Building the library

Compiling CUDA code into a library and then linking this library into an executable is not a trivial task, which becomes clear after reading through the CUDA documentation on separate compilation. First of all, we can only create static libraries. This is not nearly as bad is at sounds: it will make the Makefile.am considerably simpler since we will be able to avoid using libtool this way. Libtool would really make things difficult here since we have to use the nvcc command with its non-standard options and have to define custom compilation rules for our source code files, at least assuming you follow the convention of giving your CUDA source files the .cu extension. In my case I ended up with this code:

xraylibincludedir = ${includedir}/xraylib

xraylibinclude_HEADERS = xraylib-cuda.h
libxrlcuda_a_SOURCES = xraylib-cuda.cu xraylib-cuda.h \
		       xraylib-cuda-private.h \
		       atomiclevelwidth.cu \
		       atomicweight.cu \
		       auger_trans.cu \
		       comptonprofiles.cu \
		       coskron.cu \
		       cross_sections.cu \
		       densities.cu \
		       edges.cu \
		       fi.cu \
		       fii.cu \
		       fluor_yield.cu \
		       jump.cu \
		       radrate.cu \
		       scattering.cu \
		       kissel_pe.cu \
		       xrf_cross_sections_aux.cu \
		       cs_line.cu \
		       splint.cu \
		       fluor_lines.cu \
		       polarized.cu \
libxrlcuda_a_CFLAGS = $(CUDA_CFLAGS) -I$(top_srcdir)/src -I$(top_srcdir)/include
libxrlcuda_a_AR = $(NVCC) -arch=sm_20 -lib -o

.cu.o: xraylib-cuda.h xraylib-cuda-private.h
	$(NVCC) $(libxrlcuda_a_CFLAGS) -arch=sm_20 -dc -o $@ $<


Note how I disabled libtool here: I included the lib_LIBRARIES variable instead of lib_LTLIBRARIES. This two letter difference will ensure that libtool is not being used! Two other things really set this file apart from typical Makefile.am’s:

  1. libxrlcuda_a_AR = $(NVCC) -arch=sm_20 -lib -o: I am overriding the default archiver here to ensure that both the device and the host functions end up in the static library. The regular archiver (ar) would have ignored the device functions.
  2. The rule for building the CUDA source code: automake has no idea what to do with the .cu files.

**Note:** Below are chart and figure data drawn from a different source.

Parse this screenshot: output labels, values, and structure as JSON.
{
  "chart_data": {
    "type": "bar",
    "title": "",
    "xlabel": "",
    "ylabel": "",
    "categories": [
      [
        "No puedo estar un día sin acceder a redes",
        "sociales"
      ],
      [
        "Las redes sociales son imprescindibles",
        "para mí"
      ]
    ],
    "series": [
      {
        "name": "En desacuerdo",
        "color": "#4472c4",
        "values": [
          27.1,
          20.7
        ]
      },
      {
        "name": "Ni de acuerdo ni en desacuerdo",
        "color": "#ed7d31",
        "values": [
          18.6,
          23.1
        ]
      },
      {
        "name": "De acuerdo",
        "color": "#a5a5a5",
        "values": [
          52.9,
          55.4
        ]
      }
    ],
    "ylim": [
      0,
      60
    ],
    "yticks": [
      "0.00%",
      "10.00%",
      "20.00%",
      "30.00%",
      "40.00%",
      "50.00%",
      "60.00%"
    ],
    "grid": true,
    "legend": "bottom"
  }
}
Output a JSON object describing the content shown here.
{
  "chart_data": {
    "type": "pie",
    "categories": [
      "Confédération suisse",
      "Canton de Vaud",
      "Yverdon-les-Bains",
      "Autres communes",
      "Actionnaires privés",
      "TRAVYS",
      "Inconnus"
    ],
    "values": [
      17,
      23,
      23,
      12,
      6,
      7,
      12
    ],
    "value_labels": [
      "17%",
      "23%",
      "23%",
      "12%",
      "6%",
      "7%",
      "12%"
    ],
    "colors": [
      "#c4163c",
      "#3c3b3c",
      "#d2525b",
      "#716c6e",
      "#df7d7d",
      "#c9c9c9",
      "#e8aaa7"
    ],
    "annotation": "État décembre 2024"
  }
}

Enters the suffix rule:
    .cu.o: xraylib-cuda.h xraylib-cuda-private.h
     $(NVCC) $(libxrlcuda_a_CFLAGS) -arch=sm_20 -dc -o $@ $<

Here, the -dc option ensures that both device and host code will get compiled into the objects.

Linking an executable with the library

xraylib contains an example folder with a Makefile.am that will handle the compilation and running of the examples whenever make check is invoked after successful building of the core library and its bindings. The example contains both device (CUDA kernels that use the device functions) as well as host code to launch the kernels and handle the I/O with the GPU. Here are the relevant sections of this file that deal with the cuda bindings example:

  check_PROGRAMS += xrlexample11

  xrlexample11_SOURCES = xrlexample11.cu
  xrlexample11_LDADD = xrlcudalink.o ../src/libxrl.la  $(CUDA_LDFLAGS) ../cuda/libxrlcuda.a -lcudart
  xrlexample11_CFLAGS = -I${top_srcdir}/include -I${top_builddir}/include -I${top_srcdir}/cuda -I${top_srcdir}/src

.cu.o: ../cuda/libxrlcuda.a
	$(NVCC) $(xrlexample11_CFLAGS) -arch=sm_20 -dc -o $@ $<

xrlcudalink.o: xrlexample11.o ../cuda/libxrlcuda.a
	$(NVCC) -arch=sm_20 -dlink xrlexample11.o ../cuda/libxrlcuda.a -o xrlcudalink.o

It’s quite similar to the Makefile.am for the static library: the exact same build rule is required to compile the CUDA source code. Interesting is the xrlcudalink.o build rule which turns out to be essential to link the device code in the example with the device code in the library. The resulting file after linking needs to be added to the LDADD command to ensure it ends up in the eventual executable. I am not overriding the linker here, so the default one will be used which is just fine.

I have tested this on Mac OS X Mavericks and Linux Centos 6.5, both with CUDA 6.0 installed. Soon I will also give this a try on Windows 7, so expect an update soon.